In an article published in the journal Science Advances, the scientists note that in this case, this finding pushes back the appearance of a solid skeleton in bryozoans by 30 million years.

Fossils over 500 million years old reveal the oldest hard skeletoned bryozoans 2
Fossils over 500 million years old reveal the oldest hard-shelled bryozoans

At the beginning of the Cambrian – about 540 million years ago – representatives of the main types of animals appear sharply in the fossil record, many of which had mineralized structures.

However, among the participants in this explosive radiation, which was called the Cambrian explosion, there were no bryozoans (Bryozoa) – colonial filter-feeders resembling corals – although the mineralized exoskeleton is also characteristic of this group.

Fossils over 500 million years old reveal the oldest hard skeletoned bryozoans 3
Variety of modern bryozoans

The generally recognized oldest hard skeletons of bryozoans were until recently found in deposits of the Tremadocian stage of the Ordovician (485.4–477.7 million years ago), but paleontologists suspected that bryozoans must have appeared much earlier.

In 2021, scientists introduced the world to Protomelission gatehousei, a bryozoan whose fossils have been found in Cambrian deposits of southern China dating from 521 to 514 million years old and in slightly younger deposits in Australia.

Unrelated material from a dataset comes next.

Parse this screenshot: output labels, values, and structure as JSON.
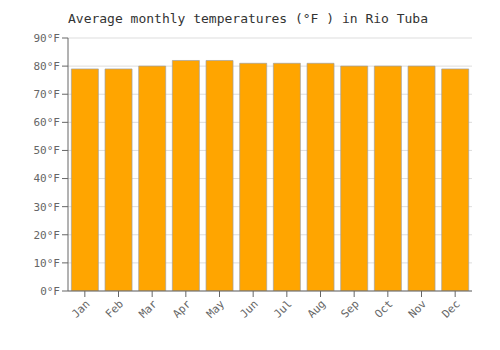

However, the skeleton of this bryozoan was not mineralized.

American paleontologists led by Sara B. Pruss of Smith College studied the fossils of the Cambrian Harkless Formation in the western United States, which ranges in age from 514 to 509 million years (stage 4).

The attention of researchers was attracted by fossils in the form of thin branching tubes filled with rock, up to three millimeters long.

The scientists made petrographic sections of sediments with fossils and examined them under a microscope. The researchers concluded that these fossils are very similar to hard-skeletoned bryozoan fossils from Ordovician deposits. In addition, scientists noted similarities with P. gatehousei.

Pruss and her colleagues did not describe the taxonomic identity of the fossils and limited themselves to the assumption that these were mineralized bryozoan skeletons.

The authors note that further studies of the Harkless Formation will make it possible to more accurately determine the identity of these fossils, especially if fossil remains of ancestrula, the first zooid that gives rise to a colony, are found.

If these are indeed bryozoans, then this finding would delay the appearance of a mineralized skeleton in this group by about 30 million years.

The Cambrian origin of bryozoans was also confirmed by the recent work of biologists from 17 countries, who compiled the most complete phylogenetic tree of this group.